# How does a diatomic molecule vibrate in response to heat?

Do you know of any applet/animation that shows how a diatomic molecule like $\ce{O2}$ or $\ce{N2}$ vibrate in response to/ to produce heat?

Can it vibrate only on one axis, the one joining the two atoms? What happens to the electrons during the vibration?

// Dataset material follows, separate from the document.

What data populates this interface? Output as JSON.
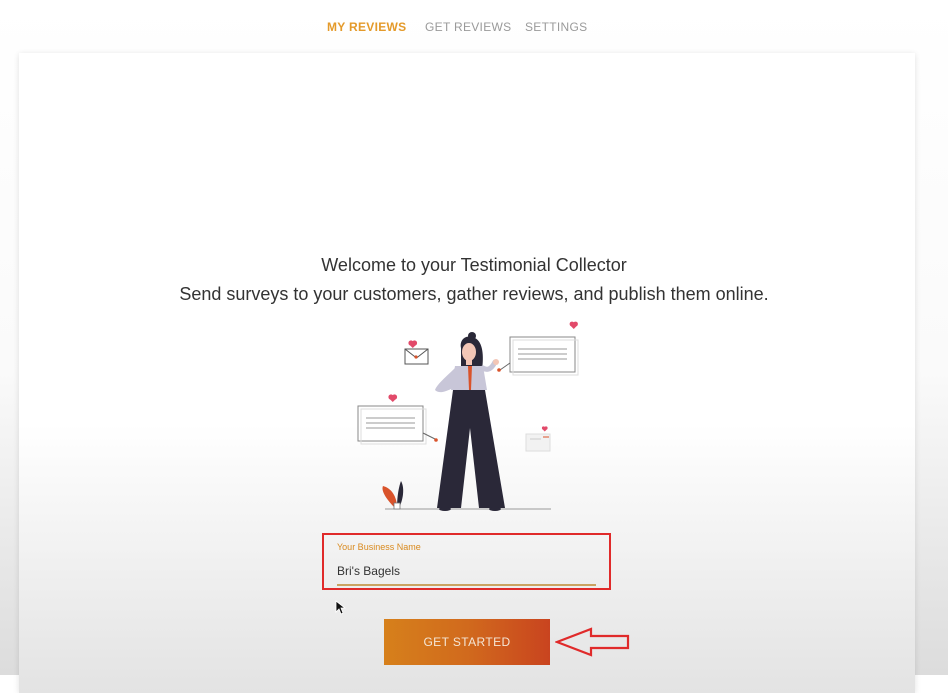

• That's the only degree of freedom available. Otherwise, you're probably coupling rotation with the vibration.
– Zhe
Dec 1, 2016 at 14:47
• It can vibrate only by extending and contracting the bond. The more energy that is added the bigger the bond excursion. (More vibrational levels are excited). The bond only extends by a few % of its length in lower vib levels so its pretty hard to see. If heaps & heaps of energy are added (temp say $1000$ K) then the bond can break as it is actually anharmonic in its motion. When this happens the atoms fly apart. Additionally the molecule can also rotate while it is vibrating. Rotation is slower than vibration so many vibrational periods occur within a $360$ degree rotation. Dec 1, 2016 at 19:05
• This post actually contains three questions, each of which would probably have benefited from being asked in individual posts. Dec 2, 2016 at 14:59

The diatomic can vibrate only by extending and contracting the bond. The more energy that is added the bigger the bond excursion. (More vibrational levels are excited and have bigger excursions). The bond only extends by a few % of its length in lower vibrational levels so its pretty hard to see. If heaps & heaps of energy are added (temp say $1000$ K) then in a real molecule the bond can break as it is actually anharmonic in its motion. When this happens the atoms fly apart.
Additionally the molecule can also rotate while it is vibrating. Rotation is a slower motion than vibration so many vibrational periods occur within a $360$ degree rotation.
Some of the energy can also be transferred as radiation, in the infra-red (for vibrations hundreds to a few thousand $\pu{cm^{-1}}$) and microwave region ( in the range few $\pu{cm^{-1}}$) for rotational transitions but only if the diatomic molecule has a permanent dipole, i.e. is not homonuclear. If these molecules are in equilibrium with surrounding then these surroundings must also emit/absorb radiation to keep the total energy constant. If you were to suddenly isolate your block of (heteronuclear diatomic) molecules, say in space, then the radiation emitted would over a few hours remove energy so that the molecules will end up in their zero point levels.
The figure shows the potential energy profile of HI. The the average length for the for the lowest level (quantum number $0$) is approx $106.4$ pm and the chnage due to vibration is about $\pm 10$ pm and clearly greater for higher vibrational levels. The vibrational period is $\approx 14$ fs.